El conflicto con los piqueteros tiene otros ingredientes, aunque también debe aceptarse que 1.300.000 argentinos que viven de subsidios del Estado reciben con más fuerza aún el impacto de la inflación. El valor promedio de los subsidios sociales es de 21.000 pesos mensuales. Muy poco. A esa realidad palpable se le agrega la decisión del ministro de Desarrollo Social, Juan Zabaleta, de convocar a las universidades nacionales para que auditen el manejo de los planes por parte de las organizaciones sociales. La Justicia investiga, además, 7000 denuncias de beneficiarios de planes sociales que contaron que fueron obligados a concurrir a marchas o que deben pagar parte del subsidio a los dirigentes de esas organizaciones. La Justicia encontró muchos dólares y muchos más pesos en poder de los dirigentes que administran el hambre. Están en la mira de los jueces tanto los grupos trotskistas como los kirchneristas: la Corrientes Clasista y Combativa, el Polo Obrero y el Movimiento Evita. El propio Emilio Pérsico, una especie de santón del albertista Movimiento Evita y funcionario del Ministerio de Desarrollo Social, está siendo investigado por la manipulación política de los planes sociales. Eso es lo que explica en gran medida las multitudinarias marchas que han unido en una misma constelación a organizaciones kirchneristas y trotskistas.
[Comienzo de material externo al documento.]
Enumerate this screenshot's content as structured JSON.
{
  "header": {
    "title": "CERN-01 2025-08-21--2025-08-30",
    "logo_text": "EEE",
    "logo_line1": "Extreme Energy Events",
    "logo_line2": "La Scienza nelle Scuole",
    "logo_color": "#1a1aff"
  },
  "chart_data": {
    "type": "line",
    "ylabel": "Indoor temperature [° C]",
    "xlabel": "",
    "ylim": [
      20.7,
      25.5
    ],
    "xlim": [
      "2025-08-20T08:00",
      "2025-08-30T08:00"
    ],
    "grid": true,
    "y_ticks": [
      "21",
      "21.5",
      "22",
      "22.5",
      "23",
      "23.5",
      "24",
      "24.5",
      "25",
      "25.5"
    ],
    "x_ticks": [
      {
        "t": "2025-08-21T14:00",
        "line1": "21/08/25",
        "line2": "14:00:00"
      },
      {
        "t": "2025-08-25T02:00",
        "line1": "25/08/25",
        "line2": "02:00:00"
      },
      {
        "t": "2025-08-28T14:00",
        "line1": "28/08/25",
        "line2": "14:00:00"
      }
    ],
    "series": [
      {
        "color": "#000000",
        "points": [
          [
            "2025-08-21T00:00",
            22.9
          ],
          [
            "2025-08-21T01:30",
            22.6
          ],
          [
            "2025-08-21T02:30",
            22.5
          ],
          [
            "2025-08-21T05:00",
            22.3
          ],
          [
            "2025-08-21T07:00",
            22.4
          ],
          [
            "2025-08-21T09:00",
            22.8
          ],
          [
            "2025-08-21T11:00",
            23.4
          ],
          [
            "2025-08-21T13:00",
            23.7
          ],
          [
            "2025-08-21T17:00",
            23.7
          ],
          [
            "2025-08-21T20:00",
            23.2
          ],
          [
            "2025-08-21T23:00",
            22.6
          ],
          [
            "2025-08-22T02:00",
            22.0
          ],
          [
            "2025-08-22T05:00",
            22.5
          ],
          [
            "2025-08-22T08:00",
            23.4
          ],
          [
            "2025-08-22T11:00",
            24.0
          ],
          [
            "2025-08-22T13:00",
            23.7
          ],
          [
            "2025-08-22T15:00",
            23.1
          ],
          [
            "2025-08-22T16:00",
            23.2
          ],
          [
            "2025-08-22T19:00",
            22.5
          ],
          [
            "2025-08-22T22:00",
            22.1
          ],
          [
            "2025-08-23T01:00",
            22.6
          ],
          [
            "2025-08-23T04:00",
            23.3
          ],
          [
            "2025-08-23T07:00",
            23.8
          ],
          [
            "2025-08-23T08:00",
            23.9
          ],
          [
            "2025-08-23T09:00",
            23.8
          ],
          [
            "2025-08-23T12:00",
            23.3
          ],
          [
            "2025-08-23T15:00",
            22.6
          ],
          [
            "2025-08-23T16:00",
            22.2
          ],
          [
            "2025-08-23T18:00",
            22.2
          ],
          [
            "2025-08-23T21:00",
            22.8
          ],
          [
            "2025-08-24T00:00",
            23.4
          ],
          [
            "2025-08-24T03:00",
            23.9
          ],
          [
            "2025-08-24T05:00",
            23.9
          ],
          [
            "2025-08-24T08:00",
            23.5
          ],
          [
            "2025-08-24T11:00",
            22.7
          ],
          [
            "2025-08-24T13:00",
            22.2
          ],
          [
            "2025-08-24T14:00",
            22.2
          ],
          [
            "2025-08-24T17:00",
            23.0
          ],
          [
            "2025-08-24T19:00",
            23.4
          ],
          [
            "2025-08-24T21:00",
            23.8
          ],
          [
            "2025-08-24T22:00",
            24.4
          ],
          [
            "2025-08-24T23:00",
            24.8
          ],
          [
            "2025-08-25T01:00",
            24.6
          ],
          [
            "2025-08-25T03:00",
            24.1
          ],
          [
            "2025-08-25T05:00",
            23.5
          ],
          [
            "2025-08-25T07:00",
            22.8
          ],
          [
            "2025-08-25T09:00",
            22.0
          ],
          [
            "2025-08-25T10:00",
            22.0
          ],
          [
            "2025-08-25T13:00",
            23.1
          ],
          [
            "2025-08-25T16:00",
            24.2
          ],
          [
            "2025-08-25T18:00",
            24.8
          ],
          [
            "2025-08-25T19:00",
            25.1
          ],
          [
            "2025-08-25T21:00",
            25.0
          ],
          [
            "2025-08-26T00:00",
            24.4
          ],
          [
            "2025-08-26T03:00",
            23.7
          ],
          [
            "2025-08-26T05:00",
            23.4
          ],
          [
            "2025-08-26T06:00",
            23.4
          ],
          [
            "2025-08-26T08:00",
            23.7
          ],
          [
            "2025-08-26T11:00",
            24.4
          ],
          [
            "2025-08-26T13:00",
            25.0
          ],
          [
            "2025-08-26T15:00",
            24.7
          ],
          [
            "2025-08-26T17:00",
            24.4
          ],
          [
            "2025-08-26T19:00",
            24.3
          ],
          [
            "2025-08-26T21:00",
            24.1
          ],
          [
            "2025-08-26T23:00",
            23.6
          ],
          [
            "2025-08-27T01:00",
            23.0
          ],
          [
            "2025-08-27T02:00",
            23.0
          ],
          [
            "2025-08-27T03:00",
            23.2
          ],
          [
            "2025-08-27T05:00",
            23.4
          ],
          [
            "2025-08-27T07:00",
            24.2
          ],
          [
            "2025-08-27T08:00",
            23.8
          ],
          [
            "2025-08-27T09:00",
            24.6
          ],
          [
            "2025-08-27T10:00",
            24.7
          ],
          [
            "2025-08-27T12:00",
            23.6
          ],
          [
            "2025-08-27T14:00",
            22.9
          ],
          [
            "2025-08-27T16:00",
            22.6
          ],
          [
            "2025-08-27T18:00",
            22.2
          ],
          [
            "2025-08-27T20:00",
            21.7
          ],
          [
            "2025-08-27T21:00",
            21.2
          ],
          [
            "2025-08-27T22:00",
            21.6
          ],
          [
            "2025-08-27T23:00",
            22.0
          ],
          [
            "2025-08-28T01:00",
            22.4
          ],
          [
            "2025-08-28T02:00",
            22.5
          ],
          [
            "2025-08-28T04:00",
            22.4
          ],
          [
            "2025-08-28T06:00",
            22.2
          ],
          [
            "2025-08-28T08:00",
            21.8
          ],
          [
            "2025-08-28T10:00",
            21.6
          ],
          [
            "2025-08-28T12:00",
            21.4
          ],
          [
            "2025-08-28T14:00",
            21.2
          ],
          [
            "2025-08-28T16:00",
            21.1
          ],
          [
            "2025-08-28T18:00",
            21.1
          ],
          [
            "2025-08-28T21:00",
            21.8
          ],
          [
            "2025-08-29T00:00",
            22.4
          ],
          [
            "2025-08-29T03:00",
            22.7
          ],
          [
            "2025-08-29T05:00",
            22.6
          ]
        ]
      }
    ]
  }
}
Para peor, Zabaleta ordenó que los beneficiarios de planes sociales que no trabajen al menos cuatro horas por día o que no estudien se queden de inmediato sin la ayuda del Estado. A los dirigentes de esas organizaciones se les escurre dramáticamente el liderazgo del conflicto social.

Cristina Kirchner hace todo lo posible por alejarse del fuego de una sublevación social que ya es general. Le teme a un dogma sin magia. Seguirá huyendo de la adversidad, aunque deba traicionar una vez más al presidente que ungió de la nada.